'Few people alive at the time were more delightful, more ingenuous, more movingly lovely, and as it might happen, more savage than the girls of slender means.'
Emilia Fox reads Muriel Spark's rapier-witted portrait of the lives and loves of a group of genteel but down-at-heel young women in postwar London. In the so-called May of Teck Club, a boarding house for single ladies, life carries on as if the world were back to normal: elocution lessons, poetry recitals, jostling over suitors and the sharing of a single taffeta gown. But the war has ended and things are not normal and never again will be.
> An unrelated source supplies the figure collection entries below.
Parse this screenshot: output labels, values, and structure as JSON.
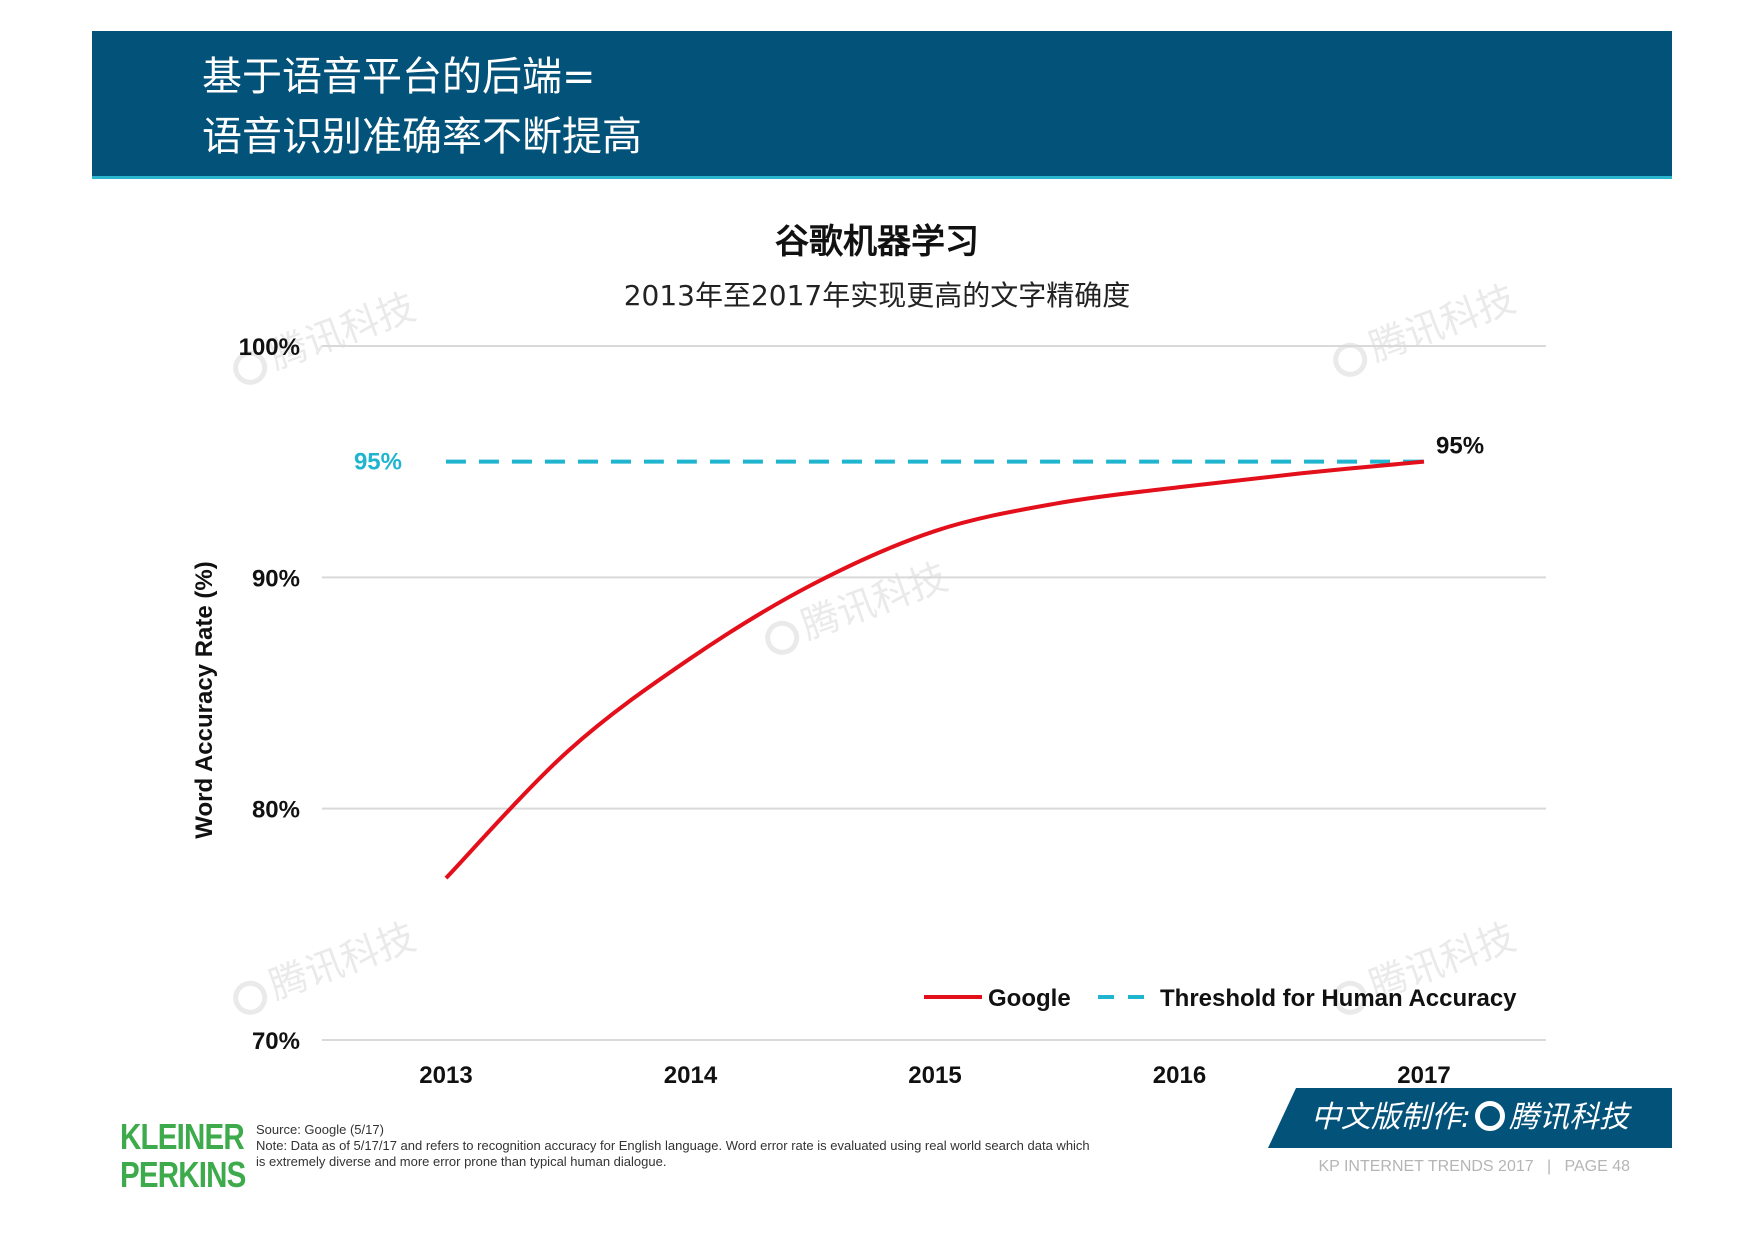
{
  "header": {
    "line1": "基于语音平台的后端=",
    "line2": "语音识别准确率不断提高"
  },
  "chart_data": {
    "type": "line",
    "title": "谷歌机器学习",
    "subtitle": "2013年至2017年实现更高的文字精确度",
    "ylabel": "Word Accuracy Rate (%)",
    "xlabel": "",
    "x": [
      2013,
      2014,
      2015,
      2016,
      2017
    ],
    "x_tick_labels": [
      "2013",
      "2014",
      "2015",
      "2016",
      "2017"
    ],
    "ylim": [
      70,
      100
    ],
    "y_ticks": [
      70,
      80,
      90,
      100
    ],
    "y_tick_labels": [
      "70%",
      "80%",
      "90%",
      "100%"
    ],
    "grid": true,
    "legend_position": "bottom-right",
    "series": [
      {
        "name": "Google",
        "color": "#e3101c",
        "style": "solid",
        "x": [
          2013,
          2013.5,
          2014,
          2014.5,
          2015,
          2015.5,
          2016,
          2016.5,
          2017
        ],
        "values": [
          77,
          82.5,
          86.5,
          89.7,
          92,
          93.2,
          93.9,
          94.5,
          95
        ]
      },
      {
        "name": "Threshold for Human Accuracy",
        "color": "#1fb5cf",
        "style": "dashed",
        "x": [
          2013,
          2017
        ],
        "values": [
          95,
          95
        ]
      }
    ],
    "annotations": [
      {
        "text": "95%",
        "x": 2013,
        "y": 95,
        "series": "Threshold for Human Accuracy",
        "color": "#1fb5cf"
      },
      {
        "text": "95%",
        "x": 2017,
        "y": 95,
        "series": "Google",
        "color": "#111111"
      }
    ]
  },
  "watermark": {
    "text": "腾讯科技"
  },
  "footer": {
    "logo_line1": "KLEINER",
    "logo_line2": "PERKINS",
    "source": "Source: Google (5/17)",
    "note_line1": "Note: Data as of 5/17/17 and refers to recognition accuracy for English language. Word error rate is evaluated using real world search data which",
    "note_line2": "is extremely diverse and more error prone than typical human dialogue.",
    "badge_prefix": "中文版制作:",
    "badge_brand": "腾讯科技",
    "trends": "KP INTERNET TRENDS 2017",
    "separator": "|",
    "page": "PAGE 48"
  }
}
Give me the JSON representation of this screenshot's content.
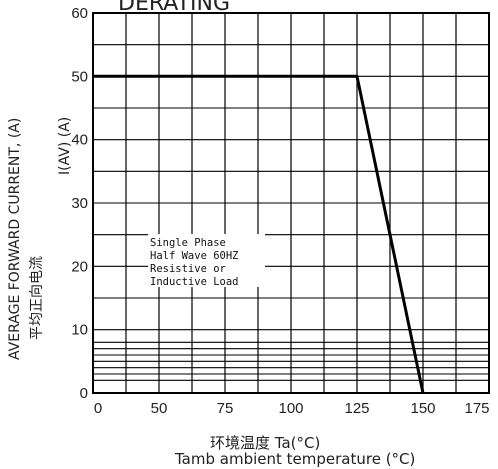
{
  "chart_data": {
    "type": "line",
    "title": "DERATING",
    "ylabel_en": "AVERAGE FORWARD CURRENT, (A)",
    "ylabel_cn": "平均正向电流",
    "ylabel_sym": "I(AV)  (A)",
    "xlabel_cn": "环境温度  Ta(°C)",
    "xlabel_en": "Tamb  ambient temperature (°C)",
    "annotation_lines": [
      "Single Phase",
      "Half Wave 60HZ",
      "Resistive or",
      "Inductive Load"
    ],
    "x_ticks": [
      "0",
      "50",
      "75",
      "100",
      "125",
      "150",
      "175"
    ],
    "y_ticks": [
      "0",
      "10",
      "20",
      "30",
      "40",
      "50",
      "60"
    ],
    "xlim": [
      25,
      175
    ],
    "ylim": [
      0,
      60
    ],
    "grid": true,
    "series": [
      {
        "x": [
          25,
          125,
          150
        ],
        "y": [
          50,
          50,
          0
        ]
      }
    ]
  }
}
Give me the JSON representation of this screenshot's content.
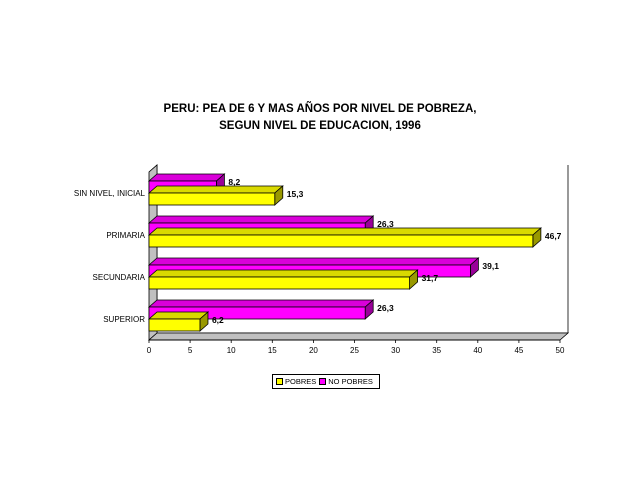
{
  "chart_data": {
    "type": "bar",
    "orientation": "horizontal",
    "title_lines": [
      "PERU: PEA DE 6 Y MAS AÑOS POR NIVEL DE POBREZA,",
      "SEGUN NIVEL DE EDUCACION, 1996"
    ],
    "categories": [
      "SIN NIVEL, INICIAL",
      "PRIMARIA",
      "SECUNDARIA",
      "SUPERIOR"
    ],
    "series": [
      {
        "name": "NO POBRES",
        "color": "#ff00ff",
        "values": [
          8.2,
          26.3,
          39.1,
          26.3
        ],
        "labels": [
          "8,2",
          "26,3",
          "39,1",
          "26,3"
        ]
      },
      {
        "name": "POBRES",
        "color": "#ffff00",
        "values": [
          15.3,
          46.7,
          31.7,
          6.2
        ],
        "labels": [
          "15,3",
          "46,7",
          "31,7",
          "6,2"
        ]
      }
    ],
    "xlim": [
      0,
      50
    ],
    "xticks": [
      "0",
      "5",
      "10",
      "15",
      "20",
      "25",
      "30",
      "35",
      "40",
      "45",
      "50"
    ],
    "legend": {
      "position": "bottom",
      "order": [
        "POBRES",
        "NO POBRES"
      ]
    },
    "grid": false,
    "three_d": true
  }
}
Into this world arrives Nicholas Farringdon, a writer and anarchist, who is beguiled by these girls of slender means and their giddy, carefree lives. This meeting, we soon learn, will end in his death.
Today: During her 'brain work', Jane encounters writer and anarchist, Nicholas Farringdon, whose arrival at the May of Teck Club causes something of a stir.
Spark's 1963 novel, Girls of Slender Means, has become a modern classic. AL Kennedy has called it: 'An uncompromisingly well-crafted book: lean, ironic, funny, penetrating, unsettling and very, very beautiful. Welcome to the English language as operated by an expert.'
Muriel Spark was an award-winning Scottish novelist and biographer, known best for her acclaimed novel The Prime of Miss Jean Brodie.